Different measures of inflation expectations include expectations of professional forecasters, households, firms as well as market-based measures of expectations. All of these have their own advantages and disadvantages. For example, professional forecasters and market participants are well-informed and are able to provide both short-term and long-term inflation expectations. On the other hand, data on market-based expectations are available for a long time-series and are expected to contain more information than the expectations of professional forecasters. Further, there have been recent studies on extracting inflation expectations at high frequency using real-time Google Trends data (Bicchal and Durai, 2019; Guzman, 2011). Unlike household surveys, the internet-based measure does not suffer from limitations of time, cost, requirement of designing an effective interactive questionnaire, and the need for efforts in extracting the true inflation expectations of the respondents. Data extraction from Google Trends is automated and can be computed at high frequencies. Guzman (2011) used Google Trends data to estimate inflation expectations and established that these estimates outperform the low frequency measures of expectations in terms of accuracy, predictive power and rationality1. On the other hand, inflation expectations using search query data in Google Trends are rational and bear a long-term relationship with actual inflation in the case of India (Bicchal and Durai, 2019). However, these high frequency data may help address the data gaps and also improve inflation forecasts, but they may never work as an alternative to households’ inflation expectations due to their lesser penetration and cross-sectional coverage than the latter. Thus, even with the availability of alternative measures of inflation expectations, the households’ inflation expectations will remain a vital input to the central banks for policymaking.

The Reserve Bank of India (RBI) started conducting the Inflation Expectations Survey of Households (IESH) from September 2005. Other countries conducting such a survey at the time were the United States (US), Australia, United Kingdom (UK), New Zealand, Sweden, South Africa, the Czech Republic, and Indonesia (RBI, 2010). The survey captures household expectations on the direction of general price movement for three months-ahead and one year-ahead horizon at the aggregate level as well as for various product groups including food products, non-food products, household durables, cost of housing and the cost of services. Respondents’ perception on the current inflation rate and their expectations in quantitative terms are also recorded for both horizons. The survey, being currently conducted in 18 cities in India, covers different profiles of respondents. Other details about the survey are presented in the Appendix.

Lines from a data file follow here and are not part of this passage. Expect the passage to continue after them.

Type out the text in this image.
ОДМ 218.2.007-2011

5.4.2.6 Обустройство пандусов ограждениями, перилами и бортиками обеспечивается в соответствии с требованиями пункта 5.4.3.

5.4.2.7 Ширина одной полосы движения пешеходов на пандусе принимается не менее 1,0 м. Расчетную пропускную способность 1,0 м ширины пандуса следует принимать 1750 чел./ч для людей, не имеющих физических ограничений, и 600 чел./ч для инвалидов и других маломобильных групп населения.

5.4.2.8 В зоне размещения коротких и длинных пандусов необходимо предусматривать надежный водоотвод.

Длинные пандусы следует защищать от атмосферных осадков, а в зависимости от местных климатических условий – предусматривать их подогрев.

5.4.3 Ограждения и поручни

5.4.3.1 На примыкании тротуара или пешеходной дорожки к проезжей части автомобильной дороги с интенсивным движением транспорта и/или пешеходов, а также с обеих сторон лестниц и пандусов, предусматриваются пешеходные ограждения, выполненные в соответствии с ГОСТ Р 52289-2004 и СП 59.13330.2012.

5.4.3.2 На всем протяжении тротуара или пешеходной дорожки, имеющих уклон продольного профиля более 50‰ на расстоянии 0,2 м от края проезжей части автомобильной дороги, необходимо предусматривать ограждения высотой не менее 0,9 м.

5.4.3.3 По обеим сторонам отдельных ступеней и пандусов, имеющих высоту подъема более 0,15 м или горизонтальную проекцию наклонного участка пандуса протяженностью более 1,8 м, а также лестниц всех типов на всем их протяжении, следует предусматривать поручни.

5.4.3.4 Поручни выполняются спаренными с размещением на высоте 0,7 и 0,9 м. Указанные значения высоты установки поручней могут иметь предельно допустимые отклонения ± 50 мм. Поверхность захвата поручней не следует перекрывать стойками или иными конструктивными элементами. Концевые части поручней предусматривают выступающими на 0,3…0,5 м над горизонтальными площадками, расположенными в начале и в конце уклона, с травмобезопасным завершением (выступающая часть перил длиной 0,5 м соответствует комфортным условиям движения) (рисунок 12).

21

There is a large amount of research on understanding the characteristics of inflation expectations and its formation, which includes Menz and Poppitz (2013), Ghosh et al., (2017), Vellekoop and Wiederholt (2017) and Sharma and Bicchal (2018) among the recent ones. Since households provide their expectations about inflation in the future, as a researcher one would like to check how efficiently they can foresee inflation and, therefore, how much relevance needs to be attached to their expectations. For Brazil and Turkey, the inclusion of survey-based expectations in a state-space framework model for inflation forecasting leads to superior forecasting performance compared with forecasting models without survey expectations (Altug and Çakmaklı, 2016). On the other hand, in the Indian case, quantification of directional expectations are found to track actual inflation better than the simple average of the quantitative expectations on the future inflation rate (Das et al., 2018). However, it is observed that although these estimates track inflation better than the raw responses and are comparatively much closer to the actual inflation, they are also biased and very often divergent. In light of this evidence, this paper examines the quantitative responses of Indian households’ inflation expectations.

This paper utilises the idea of an optimal probability distribution discussed by Batchelor (2006). Each household is exposed to three kinds of information on inflation: the household-specific estimate based on its own consumption basket; an estimate of inflation based on its time-series history; and the policy target. Regarding the last two, Batchelor (2006) assumes that inflation at a given time point may either realise the value of the policy target with an unknown probability or realise the inflation projection based on its time-series history (subject to an error) with the remaining probability. This unknown probability is explained as the chance that the policy target will be attained and it is considered as an index of the credibility of policy. It differs across households due to various factors. If a household is rational in revealing its expectations while responding to the survey, then the distribution of the response coincides with an optimal distribution. It may be of interest to check whether households’ expectations coincide with the optimal distribution, implying that they are rational. If this is true, the expectations should provide a direct inflation forecast with an acceptable error level. If not, then it can be concluded that the survey provides only the first information, i.e., the household specific estimates and respondents do not make use of the remaining two pieces of information while revealing their inflation expectations. If the second statement is true, then the next question is whether household specific estimates can be aggregated in such a way that they satisfy the tests of rationality; and, third, whether this modified information can help in predicting the actual inflation.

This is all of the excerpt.